Jersey Girl wrote:
[...]
Preparing and serving food to order is some of the most demanding work you'll ever do in your life, it will teach you about human social behavior like not many other jobs will (John Q. Public can be incredibly rude when it comes to food or take out their troubles on you simply because you are "there"), make you become adaptable, it requires the ability to multitask like a demon, stay on your feet for long hours because good luck getting a break when you're working with a skeleton crew.
[...]
And then there are naïve people on the internet who think that taking a swipe at a whole profession and the people who engage in it, makes them look smart. When what it really does is make them look like a complete ass who doesn't know ____ and has no insight to draw from.

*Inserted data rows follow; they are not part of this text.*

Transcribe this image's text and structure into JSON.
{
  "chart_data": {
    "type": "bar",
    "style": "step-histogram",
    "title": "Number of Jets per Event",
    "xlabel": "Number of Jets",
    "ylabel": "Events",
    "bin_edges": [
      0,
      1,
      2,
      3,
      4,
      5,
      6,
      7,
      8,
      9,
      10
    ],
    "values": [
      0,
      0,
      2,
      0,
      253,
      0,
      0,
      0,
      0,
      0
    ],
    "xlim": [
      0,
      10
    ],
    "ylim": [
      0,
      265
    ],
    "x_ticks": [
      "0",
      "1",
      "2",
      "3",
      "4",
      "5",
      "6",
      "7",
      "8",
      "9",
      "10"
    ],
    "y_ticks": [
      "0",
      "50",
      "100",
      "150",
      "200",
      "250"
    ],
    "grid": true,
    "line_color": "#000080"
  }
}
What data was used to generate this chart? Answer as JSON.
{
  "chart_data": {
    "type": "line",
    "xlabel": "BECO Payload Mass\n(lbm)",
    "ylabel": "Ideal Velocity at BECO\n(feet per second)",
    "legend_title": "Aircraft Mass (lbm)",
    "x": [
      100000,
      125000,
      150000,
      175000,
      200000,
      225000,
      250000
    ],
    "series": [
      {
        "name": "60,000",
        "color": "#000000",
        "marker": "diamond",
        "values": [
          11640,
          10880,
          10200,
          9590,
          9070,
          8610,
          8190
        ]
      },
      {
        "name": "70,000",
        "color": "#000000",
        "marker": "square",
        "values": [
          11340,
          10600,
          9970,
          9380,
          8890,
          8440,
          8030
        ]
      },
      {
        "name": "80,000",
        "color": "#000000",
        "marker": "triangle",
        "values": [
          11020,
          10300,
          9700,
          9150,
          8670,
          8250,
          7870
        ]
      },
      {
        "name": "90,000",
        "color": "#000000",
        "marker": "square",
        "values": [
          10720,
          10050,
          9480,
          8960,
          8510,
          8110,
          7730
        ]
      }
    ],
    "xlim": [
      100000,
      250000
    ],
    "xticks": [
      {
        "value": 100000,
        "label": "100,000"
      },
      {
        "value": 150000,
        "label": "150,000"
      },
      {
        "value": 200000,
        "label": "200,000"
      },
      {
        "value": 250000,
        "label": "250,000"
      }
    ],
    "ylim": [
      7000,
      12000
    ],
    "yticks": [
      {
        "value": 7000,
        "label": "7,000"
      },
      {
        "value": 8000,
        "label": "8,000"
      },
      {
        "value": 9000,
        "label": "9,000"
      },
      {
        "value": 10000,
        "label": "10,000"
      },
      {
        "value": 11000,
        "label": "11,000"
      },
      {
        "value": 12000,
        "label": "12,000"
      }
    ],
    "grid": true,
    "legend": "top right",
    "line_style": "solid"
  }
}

Couldn't agree more. It's very hard work, and the people who do it for us deserve to be spoken to like human beings rather than the vending and serving machines that all too many people treat them as.
Chap wrote:On the other hand, I would always think it better to avoid provoking or insulting the staff of a restaurant where I am eating, because:
1. [99% of the reasons] That kind of confrontation spoils most of the pleasure of eating a meal prepared and served by others, and in general I find that a little time invested in being nice to often overworked and underpaid service staff pays a big dividend in reciprocal niceness. And in any case (as the Buddhists know) being nice to someone else is good for you, whatever the reaction.
café crema wrote:There is more than a pinch of condescension in this part.
Puzzling. So to avoid condescension, I have to do what, exactly? Stop showing appreciation for people who do a hard job well? Because they'd be happier if I received their good service in stone-faced silence, paid, and left without a word of thanks, or any acknowledgement that I was encountering another human being?